Lo que interesa de Sabina –lo que León de Aranoa se ha olvidado de mostrar– es que ha escrito alguna de las mejores canciones en castellano del siglo XX. Que ha conseguido injertar con talento y naturalidad en la música popular española tradiciones musicales que antes nos resultaban ajenas. Así, de lo mejor de la película es cuando reflexiona sobre José Alfredo y los mariachis. Sobre la dosis de cursilería necesaria en el género canción. Pero eso dura poco, parece que les de miedo volverse técnicos y la cinta sigue con otros aspectos sentimentales y personales.     
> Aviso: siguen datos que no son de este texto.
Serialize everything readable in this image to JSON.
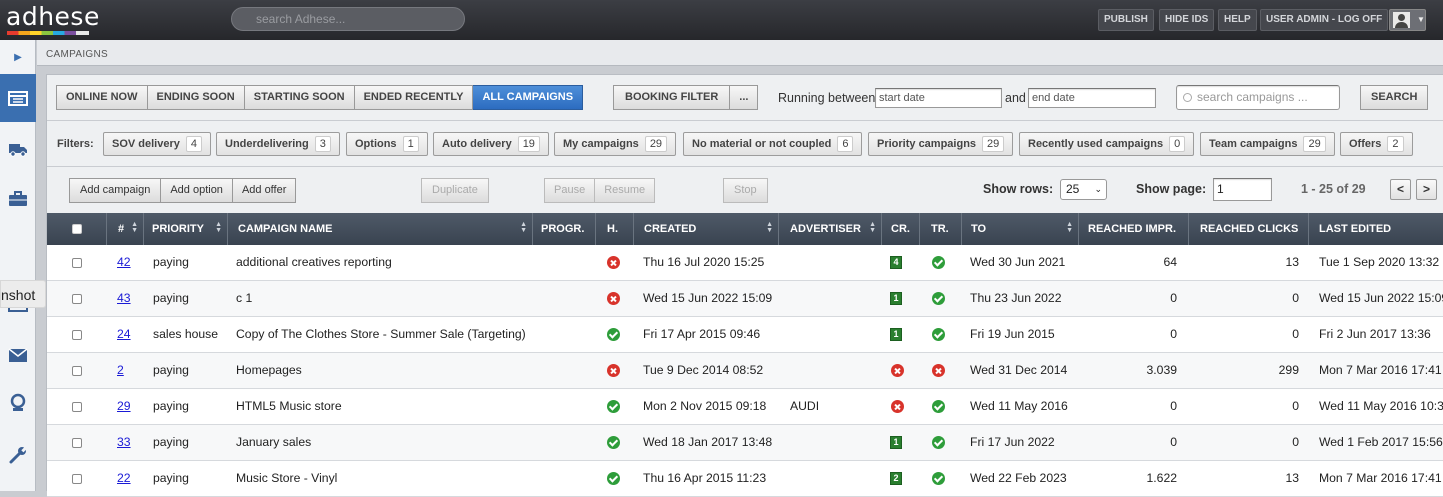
{
  "app": {
    "logo_text": "adhese",
    "search_placeholder": "search Adhese..."
  },
  "topnav": {
    "publish": "PUBLISH",
    "hide_ids": "HIDE IDS",
    "help": "HELP",
    "user": "USER ADMIN - LOG OFF"
  },
  "sidebar": {
    "tooltip": "nshot",
    "icons": [
      "campaigns-icon",
      "truck-icon",
      "briefcase-icon",
      "calendar-icon",
      "mail-icon",
      "user-icon",
      "wrench-icon"
    ]
  },
  "breadcrumb": "CAMPAIGNS",
  "status_tabs": [
    "ONLINE NOW",
    "ENDING SOON",
    "STARTING SOON",
    "ENDED RECENTLY",
    "ALL CAMPAIGNS"
  ],
  "booking_filter": {
    "label": "BOOKING FILTER",
    "more": "..."
  },
  "date_range": {
    "label_between": "Running between",
    "start_placeholder": "start date",
    "label_and": "and",
    "end_placeholder": "end date"
  },
  "campaign_search": {
    "placeholder": "search campaigns ...",
    "button": "SEARCH"
  },
  "filters": {
    "label": "Filters:",
    "items": [
      {
        "label": "SOV delivery",
        "count": "4"
      },
      {
        "label": "Underdelivering",
        "count": "3"
      },
      {
        "label": "Options",
        "count": "1"
      },
      {
        "label": "Auto delivery",
        "count": "19"
      },
      {
        "label": "My campaigns",
        "count": "29"
      },
      {
        "label": "No material or not coupled",
        "count": "6"
      },
      {
        "label": "Priority campaigns",
        "count": "29"
      },
      {
        "label": "Recently used campaigns",
        "count": "0"
      },
      {
        "label": "Team campaigns",
        "count": "29"
      },
      {
        "label": "Offers",
        "count": "2"
      }
    ]
  },
  "actions": {
    "add_campaign": "Add campaign",
    "add_option": "Add option",
    "add_offer": "Add offer",
    "duplicate": "Duplicate",
    "pause": "Pause",
    "resume": "Resume",
    "stop": "Stop"
  },
  "pagination": {
    "show_rows_label": "Show rows:",
    "rows_value": "25",
    "show_page_label": "Show page:",
    "page_value": "1",
    "range_text": "1 - 25 of 29",
    "prev": "<",
    "next": ">"
  },
  "table": {
    "columns": [
      "#",
      "PRIORITY",
      "CAMPAIGN NAME",
      "PROGR.",
      "H.",
      "CREATED",
      "ADVERTISER",
      "CR.",
      "TR.",
      "TO",
      "REACHED IMPR.",
      "REACHED CLICKS",
      "LAST EDITED"
    ],
    "rows": [
      {
        "id": "42",
        "priority": "paying",
        "name": "additional creatives reporting",
        "health": "bad",
        "created": "Thu 16 Jul 2020 15:25",
        "advertiser": "",
        "cr": "4",
        "tr": "ok",
        "to": "Wed 30 Jun 2021",
        "impr": "64",
        "clicks": "13",
        "edited": "Tue 1 Sep 2020 13:32"
      },
      {
        "id": "43",
        "priority": "paying",
        "name": "c 1",
        "health": "bad",
        "created": "Wed 15 Jun 2022 15:09",
        "advertiser": "",
        "cr": "1",
        "tr": "ok",
        "to": "Thu 23 Jun 2022",
        "impr": "0",
        "clicks": "0",
        "edited": "Wed 15 Jun 2022 15:09"
      },
      {
        "id": "24",
        "priority": "sales house",
        "name": "Copy of The Clothes Store - Summer Sale (Targeting)",
        "health": "ok",
        "created": "Fri 17 Apr 2015 09:46",
        "advertiser": "",
        "cr": "1",
        "tr": "ok",
        "to": "Fri 19 Jun 2015",
        "impr": "0",
        "clicks": "0",
        "edited": "Fri 2 Jun 2017 13:36"
      },
      {
        "id": "2",
        "priority": "paying",
        "name": "Homepages",
        "health": "bad",
        "created": "Tue 9 Dec 2014 08:52",
        "advertiser": "",
        "cr": "bad",
        "tr": "bad",
        "to": "Wed 31 Dec 2014",
        "impr": "3.039",
        "clicks": "299",
        "edited": "Mon 7 Mar 2016 17:41"
      },
      {
        "id": "29",
        "priority": "paying",
        "name": "HTML5 Music store",
        "health": "ok",
        "created": "Mon 2 Nov 2015 09:18",
        "advertiser": "AUDI",
        "cr": "bad",
        "tr": "ok",
        "to": "Wed 11 May 2016",
        "impr": "0",
        "clicks": "0",
        "edited": "Wed 11 May 2016 10:3"
      },
      {
        "id": "33",
        "priority": "paying",
        "name": "January sales",
        "health": "ok",
        "created": "Wed 18 Jan 2017 13:48",
        "advertiser": "",
        "cr": "1",
        "tr": "ok",
        "to": "Fri 17 Jun 2022",
        "impr": "0",
        "clicks": "0",
        "edited": "Wed 1 Feb 2017 15:56"
      },
      {
        "id": "22",
        "priority": "paying",
        "name": "Music Store - Vinyl",
        "health": "ok",
        "created": "Thu 16 Apr 2015 11:23",
        "advertiser": "",
        "cr": "2",
        "tr": "ok",
        "to": "Wed 22 Feb 2023",
        "impr": "1.622",
        "clicks": "13",
        "edited": "Mon 7 Mar 2016 17:41"
      }
    ]
  }
}
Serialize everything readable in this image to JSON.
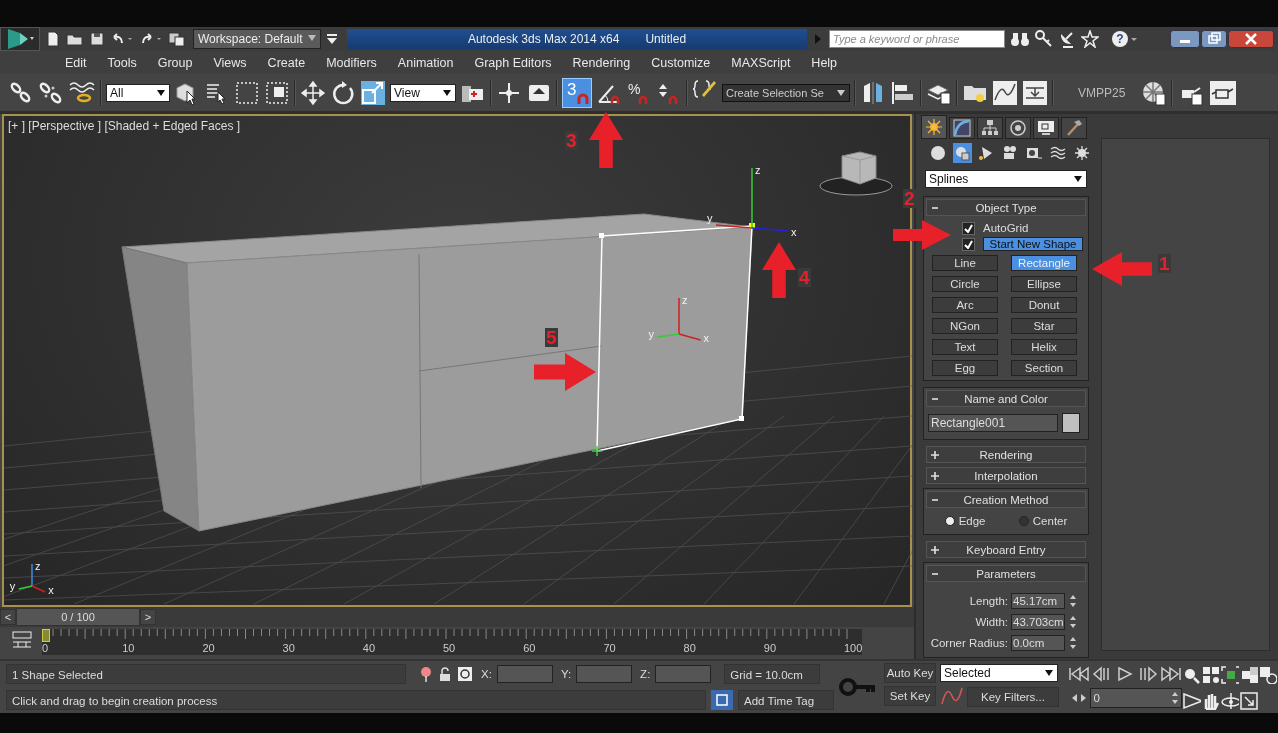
{
  "title_bar": {
    "workspace": "Workspace: Default",
    "app_name": "Autodesk 3ds Max  2014 x64",
    "document": "Untitled",
    "search": {
      "placeholder": "Type a keyword or phrase"
    },
    "help_glyph": "?"
  },
  "menu": [
    "Edit",
    "Tools",
    "Group",
    "Views",
    "Create",
    "Modifiers",
    "Animation",
    "Graph Editors",
    "Rendering",
    "Customize",
    "MAXScript",
    "Help"
  ],
  "toolbar": {
    "selection_filter": "All",
    "reference_coordinate": "View",
    "snap_toggle": {
      "label": "3",
      "on": true
    },
    "percent_snap_glyph": "%",
    "selection_set": "Create Selection Se",
    "plugin_label": "VMPP25"
  },
  "viewport": {
    "label": "[+ ] [Perspective ] [Shaded + Edged Faces ]",
    "active": true,
    "gizmos": [
      {
        "z": "z",
        "y": "y",
        "x": "x"
      },
      {
        "z": "z",
        "y": "y",
        "x": "x"
      },
      {
        "z": "z",
        "y": "y",
        "x": "x"
      }
    ]
  },
  "annotations": [
    {
      "number": "1",
      "kind": "left"
    },
    {
      "number": "2",
      "kind": "right"
    },
    {
      "number": "3",
      "kind": "up"
    },
    {
      "number": "4",
      "kind": "up"
    },
    {
      "number": "5",
      "kind": "right"
    }
  ],
  "command_panel": {
    "tabs": [
      {
        "selected": true
      },
      {
        "selected": false
      },
      {
        "selected": false
      },
      {
        "selected": false
      },
      {
        "selected": false
      },
      {
        "selected": false
      }
    ],
    "categories": [
      {
        "selected": false
      },
      {
        "selected": true
      },
      {
        "selected": false
      },
      {
        "selected": false
      },
      {
        "selected": false
      },
      {
        "selected": false
      },
      {
        "selected": false
      }
    ],
    "category_dropdown": "Splines",
    "object_type": {
      "title": "Object Type",
      "expanded": true,
      "autogrid": {
        "label": "AutoGrid",
        "checked": true
      },
      "start_new_shape": {
        "label": "Start New Shape",
        "checked": true
      },
      "buttons": [
        {
          "label": "Line",
          "selected": false
        },
        {
          "label": "Rectangle",
          "selected": true
        },
        {
          "label": "Circle",
          "selected": false
        },
        {
          "label": "Ellipse",
          "selected": false
        },
        {
          "label": "Arc",
          "selected": false
        },
        {
          "label": "Donut",
          "selected": false
        },
        {
          "label": "NGon",
          "selected": false
        },
        {
          "label": "Star",
          "selected": false
        },
        {
          "label": "Text",
          "selected": false
        },
        {
          "label": "Helix",
          "selected": false
        },
        {
          "label": "Egg",
          "selected": false
        },
        {
          "label": "Section",
          "selected": false
        }
      ]
    },
    "name_and_color": {
      "title": "Name and Color",
      "expanded": true,
      "name": "Rectangle001",
      "color": "#c0c0c0"
    },
    "rendering": {
      "title": "Rendering",
      "expanded": false
    },
    "interpolation": {
      "title": "Interpolation",
      "expanded": false
    },
    "creation_method": {
      "title": "Creation Method",
      "expanded": true,
      "options": [
        {
          "label": "Edge",
          "selected": true
        },
        {
          "label": "Center",
          "selected": false
        }
      ]
    },
    "keyboard_entry": {
      "title": "Keyboard Entry",
      "expanded": false
    },
    "parameters": {
      "title": "Parameters",
      "expanded": true,
      "fields": [
        {
          "label": "Length:",
          "value": "45.17cm"
        },
        {
          "label": "Width:",
          "value": "43.703cm"
        },
        {
          "label": "Corner Radius:",
          "value": "0.0cm"
        }
      ]
    }
  },
  "time_slider": {
    "prev": "<",
    "position": "0 / 100",
    "next": ">"
  },
  "track_bar": {
    "frame_labels": [
      "0",
      "10",
      "20",
      "30",
      "40",
      "50",
      "60",
      "70",
      "80",
      "90",
      "100"
    ]
  },
  "status_bar": {
    "selection": "1 Shape Selected",
    "prompt": "Click and drag to begin creation process",
    "x_label": "X:",
    "y_label": "Y:",
    "z_label": "Z:",
    "grid": "Grid = 10.0cm",
    "add_time_tag": "Add Time Tag",
    "auto_key": "Auto Key",
    "set_key": "Set Key",
    "key_mode": "Selected",
    "key_filters": "Key Filters...",
    "current_frame": "0"
  }
}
El problema es que el documental carece de ideas musicales. Parece estar filmado a las bravas, a ver qué encuentra, y lo que encuentra es casi un excompositor que se cae de un escenario. Un pobre hombre que intenta salvarse de la depresión. El paralelismo con su amigo torero que sufre una grave cogida con Sabina delante –y en ese escalofrío y los planos de la plaza de toros está lo mejor de la cinta–. El principal problema es que León de Aranoa no bebe de la tradición de los documentales musicales –él viene de una tradición visual y social, no musical, y se nota-- y se toma la película como un reportaje o entrevista solo apto para fans no demasiado exigentes, es decir, para amigos. Dicen que es una película para devotos, pero si lo es, lo es de devotos del salseo, de la Sexta Noche, no de su legado musical.

El problema es que, siendo Sabina un músico del pasado, consciente de que sus mejores años ya se fueron, sin la fuerza o el brío de antaño, el documental no eche la vista atrás con mayor convicción. Sí lo hace en lo personal con su visita berlanguiana al pueblo, pero no en lo artístico. Tampoco se le da la palabra a músicos o colaboradores, no hablan sus acompañantes, no habla su compañera Jimena Coronado –aunque a veces habla su mirada de fondo, un poco harta de estar tan enamorada, parece– no opinan los críticos, no hay contexto, ni explicaciones, ni apenas hay trapos sucios.

Lo que falta en el documental es una idea musical que vertebre la obra más allá de las toses y los esputos del artistas que jalonan toda el metraje. Citando al mismo Sabina: “El pan de ayer no es buen postre para hoy”. Parece que a León de Aranoa se haya contagiado de alguna de los defectos de las peores canciones de Sabina. Muchas veces parece que el jienense le importe más el verso que la canción, que lo apuesta todo a la imagen brillante de una línea o una metáfora, a la seducción de una línea. Eso, en ocasiones, va en perjuicio de la canción en general, que no va a ninguna parte o es ya una copia de una copia. La película de Aranoa adolece de esa misma urgencia, se recrea en lo aparente pero se olvida de lo esencial. Casi lo mejor es esa pieza minúscula donde comenta junto a Leiva su primera canción en años.

En definitiva, Sintiéndolo mucho… es una magnífica oportunidad perdida, un homenaje a veces sonrojante a un colega querido, demasiado querido, al que nos gusta escucharle las batallitas y le aguantas los achaques de la edad, pero al que ya no le consideramos un artista en plenitud. Perdonen la tristeza.